Beim Putzen erwirkt man zweierlei Vorteile: Es werden kariesverursachende Beläge mechanisch entfernt. Wird zudem Zahnpasta mit Fluorid verwendet, stärkt Zähneputzen den Schmelz vor dem nächsten Säureangriff. Das gilt bei Kindern genauso wie bei Erwachsenen.
Worauf sollten Eltern beim Zähneputzen achten?
Eltern sollten das Zähneputzen zu einem spielerischen Ritual werden lassen. Dies gelingt meiner Meinung nach am besten, indem die Eltern mit gutem Beispiel vorangehen. Wir geben gern Belohnungskalender mit, sodass nach dem vierten Abend, an dem das Zähneputzen gut geklappt hat, von den Eltern ein kleines Geschenk an die Kinder gegeben wird.
Auch mögen fast alle Kinder Zahnputzlieder, die man im Internet findet und während des Putzens singen kann. Und manchmal darf auch mit Fernsehen oder Handy abgelenkt werden, solange die Zähne dabei geputzt werden können. Beim Nachputzen hilft es, wenn die Kinder sich hinlegen: So haben die Eltern die beste Sicht in den Mund.
Da Kinder gern früh selbstverantwortlich sein möchten, können Eltern dies nutzen und die Kinder beim eigenen Zähneputzen beobachten. Dabei sollte immer klar sein: Bis zum zehnten Geburtstag wird nachgeputzt.
Was kann helfen, Kindern das Zähneputzen beizubringen?
Meiner Meinung nach wird durch die Kindergarten- und Schulzahnärzte bereits viel beigebracht. Darüber hinaus gibt es auch schöne Online-Videos, die das richtige Zähneputzen zeigen.
In der Praxis verwenden wir am liebsten das Krokodilmodell „Schnapp“, um das Putzen zu demonstrieren. Mit einer geeigneten Färbelösung können die Kinder im Nachgang bei sich selbst in verschiedenen Farben sehen, wo im Mund noch Beläge sind und welche Stellen gut geputzt worden sind. Das gleiche kann man dann zuhause noch einmal wiederholen.

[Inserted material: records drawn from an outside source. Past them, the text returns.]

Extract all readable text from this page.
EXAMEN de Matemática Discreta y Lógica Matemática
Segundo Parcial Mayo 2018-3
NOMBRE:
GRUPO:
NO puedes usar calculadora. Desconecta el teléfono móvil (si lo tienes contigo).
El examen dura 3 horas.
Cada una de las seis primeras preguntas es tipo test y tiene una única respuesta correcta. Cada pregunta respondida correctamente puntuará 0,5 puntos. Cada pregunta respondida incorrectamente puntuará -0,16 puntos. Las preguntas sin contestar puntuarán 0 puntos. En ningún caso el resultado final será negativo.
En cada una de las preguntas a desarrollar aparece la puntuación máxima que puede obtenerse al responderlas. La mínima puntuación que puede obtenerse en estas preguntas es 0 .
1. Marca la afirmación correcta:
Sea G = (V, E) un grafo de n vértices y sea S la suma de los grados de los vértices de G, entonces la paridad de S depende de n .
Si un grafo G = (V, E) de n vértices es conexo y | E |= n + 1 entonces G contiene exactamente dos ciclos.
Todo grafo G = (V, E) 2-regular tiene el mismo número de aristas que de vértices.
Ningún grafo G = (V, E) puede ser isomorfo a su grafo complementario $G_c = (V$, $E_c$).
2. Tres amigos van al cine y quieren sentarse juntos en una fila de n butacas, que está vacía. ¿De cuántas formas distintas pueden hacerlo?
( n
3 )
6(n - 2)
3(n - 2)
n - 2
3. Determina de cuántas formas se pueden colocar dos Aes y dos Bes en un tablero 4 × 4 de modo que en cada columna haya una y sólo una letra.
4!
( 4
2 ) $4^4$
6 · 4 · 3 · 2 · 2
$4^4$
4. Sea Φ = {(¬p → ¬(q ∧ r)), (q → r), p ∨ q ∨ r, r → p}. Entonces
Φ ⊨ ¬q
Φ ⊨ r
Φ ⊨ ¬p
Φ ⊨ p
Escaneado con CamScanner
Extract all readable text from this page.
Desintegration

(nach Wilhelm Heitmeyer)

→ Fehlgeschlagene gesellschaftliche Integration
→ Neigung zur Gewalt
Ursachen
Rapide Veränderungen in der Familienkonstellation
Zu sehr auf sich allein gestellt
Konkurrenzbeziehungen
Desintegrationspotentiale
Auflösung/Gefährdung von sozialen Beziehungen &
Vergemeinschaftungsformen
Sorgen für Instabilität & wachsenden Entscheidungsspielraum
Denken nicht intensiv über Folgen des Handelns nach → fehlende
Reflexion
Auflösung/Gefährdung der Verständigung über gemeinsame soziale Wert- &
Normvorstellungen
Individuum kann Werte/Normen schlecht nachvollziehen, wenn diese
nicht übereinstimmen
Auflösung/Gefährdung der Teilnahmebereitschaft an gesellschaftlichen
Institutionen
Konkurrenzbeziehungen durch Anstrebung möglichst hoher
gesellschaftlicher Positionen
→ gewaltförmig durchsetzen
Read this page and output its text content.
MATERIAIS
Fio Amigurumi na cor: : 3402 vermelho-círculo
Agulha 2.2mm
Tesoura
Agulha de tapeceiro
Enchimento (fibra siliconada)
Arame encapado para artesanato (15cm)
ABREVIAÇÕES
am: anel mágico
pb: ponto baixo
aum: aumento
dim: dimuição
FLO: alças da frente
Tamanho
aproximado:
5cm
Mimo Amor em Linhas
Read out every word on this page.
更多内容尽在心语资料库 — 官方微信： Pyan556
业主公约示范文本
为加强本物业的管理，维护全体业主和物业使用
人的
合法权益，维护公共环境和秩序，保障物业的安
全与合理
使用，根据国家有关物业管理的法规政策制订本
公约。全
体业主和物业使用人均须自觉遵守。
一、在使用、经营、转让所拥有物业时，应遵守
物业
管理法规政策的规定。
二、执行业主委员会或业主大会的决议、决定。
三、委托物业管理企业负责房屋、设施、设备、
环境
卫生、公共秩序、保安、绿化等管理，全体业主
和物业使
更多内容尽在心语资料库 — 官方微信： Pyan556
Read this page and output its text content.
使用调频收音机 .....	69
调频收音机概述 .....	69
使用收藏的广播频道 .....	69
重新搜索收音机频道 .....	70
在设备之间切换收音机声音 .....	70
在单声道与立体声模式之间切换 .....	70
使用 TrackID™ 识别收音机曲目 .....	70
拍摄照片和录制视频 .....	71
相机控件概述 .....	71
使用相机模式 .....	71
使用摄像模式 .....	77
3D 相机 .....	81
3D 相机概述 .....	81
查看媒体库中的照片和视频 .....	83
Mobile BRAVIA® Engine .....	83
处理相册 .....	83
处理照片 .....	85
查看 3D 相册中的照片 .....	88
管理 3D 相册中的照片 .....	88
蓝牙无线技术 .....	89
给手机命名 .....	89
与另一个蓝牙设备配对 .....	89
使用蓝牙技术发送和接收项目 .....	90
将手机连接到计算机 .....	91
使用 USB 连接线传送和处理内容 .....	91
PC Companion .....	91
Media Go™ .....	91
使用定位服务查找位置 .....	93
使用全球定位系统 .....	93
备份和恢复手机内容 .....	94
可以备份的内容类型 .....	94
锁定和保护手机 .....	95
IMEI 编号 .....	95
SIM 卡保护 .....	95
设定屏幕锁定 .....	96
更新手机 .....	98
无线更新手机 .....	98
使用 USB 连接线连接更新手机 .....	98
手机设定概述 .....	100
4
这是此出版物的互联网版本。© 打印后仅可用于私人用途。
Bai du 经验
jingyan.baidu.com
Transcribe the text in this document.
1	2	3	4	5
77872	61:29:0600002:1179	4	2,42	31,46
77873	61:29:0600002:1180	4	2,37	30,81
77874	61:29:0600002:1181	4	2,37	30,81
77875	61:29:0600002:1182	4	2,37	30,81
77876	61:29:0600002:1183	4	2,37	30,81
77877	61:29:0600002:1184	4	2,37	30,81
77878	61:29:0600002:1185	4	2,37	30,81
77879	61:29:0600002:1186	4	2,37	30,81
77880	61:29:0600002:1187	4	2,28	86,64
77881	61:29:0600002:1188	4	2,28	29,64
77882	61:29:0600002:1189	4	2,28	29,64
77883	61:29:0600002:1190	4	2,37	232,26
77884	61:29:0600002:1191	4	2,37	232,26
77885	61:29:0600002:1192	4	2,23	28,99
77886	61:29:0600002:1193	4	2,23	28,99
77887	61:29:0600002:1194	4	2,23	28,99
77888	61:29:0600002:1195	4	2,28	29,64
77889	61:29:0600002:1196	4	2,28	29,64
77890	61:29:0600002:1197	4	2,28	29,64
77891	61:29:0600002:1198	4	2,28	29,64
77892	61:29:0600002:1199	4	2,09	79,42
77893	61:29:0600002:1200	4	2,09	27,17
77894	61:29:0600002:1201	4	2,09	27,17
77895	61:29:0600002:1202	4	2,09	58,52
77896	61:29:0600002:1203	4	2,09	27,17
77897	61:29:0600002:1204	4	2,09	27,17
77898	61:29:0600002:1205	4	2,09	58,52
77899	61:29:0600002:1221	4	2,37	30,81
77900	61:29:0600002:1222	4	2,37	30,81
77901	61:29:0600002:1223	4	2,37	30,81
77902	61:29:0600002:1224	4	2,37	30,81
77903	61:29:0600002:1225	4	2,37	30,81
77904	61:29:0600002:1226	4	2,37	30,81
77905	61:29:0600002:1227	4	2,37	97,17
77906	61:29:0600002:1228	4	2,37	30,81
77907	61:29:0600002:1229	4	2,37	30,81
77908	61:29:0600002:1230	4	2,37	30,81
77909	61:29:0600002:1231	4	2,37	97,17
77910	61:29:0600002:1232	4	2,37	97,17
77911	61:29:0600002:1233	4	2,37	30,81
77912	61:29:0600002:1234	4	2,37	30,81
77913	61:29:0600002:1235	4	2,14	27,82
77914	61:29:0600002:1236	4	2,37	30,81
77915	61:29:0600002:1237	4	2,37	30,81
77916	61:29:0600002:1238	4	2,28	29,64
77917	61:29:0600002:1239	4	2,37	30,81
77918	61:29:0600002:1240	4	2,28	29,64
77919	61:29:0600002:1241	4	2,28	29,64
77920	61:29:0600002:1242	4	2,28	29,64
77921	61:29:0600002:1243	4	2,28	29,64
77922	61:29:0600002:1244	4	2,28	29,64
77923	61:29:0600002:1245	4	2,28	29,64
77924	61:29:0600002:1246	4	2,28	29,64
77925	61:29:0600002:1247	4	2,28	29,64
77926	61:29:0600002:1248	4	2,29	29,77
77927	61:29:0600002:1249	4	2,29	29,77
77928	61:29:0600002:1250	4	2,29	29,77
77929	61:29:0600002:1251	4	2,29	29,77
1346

Worauf können Eltern für die Zahngesundheit der Kinder im Alltag achten?
Am meisten sollte auf die Getränke geachtet werden. Es ist leider so, dass die harmlos wirkende Apfelschorle die meiste Karies bei den Kindern verursacht. Süßigkeiten möchten wir den Kindern gern erlauben. Hier ist für die Zahngesundheit wichtig, dass höchstens einmal am Tag genascht wird und danach die Zähne wieder geputzt werden.
Wenn in der Familie dann noch dreimal täglich mit fluoridierter Zahnpasta geputzt wird, haben die Zähne der Kinder beste Chancen, gesund zu bleiben.
Ab wann bekommen Kinder ein Bonusheft beim Zahnarzt?
Es gibt zwei verschiedene Bonushefte: Viele gesetzliche Krankenversicherungen haben auch schon für die Kleinsten ein Bonusheft. Das erfragen die Eltern dort am besten individuell. Das Bonusheft für den Zuschuss der Krankenversicherungen der prothetischen Leistungen kann auch schon ab dem ersten Besuch mitgegeben werden.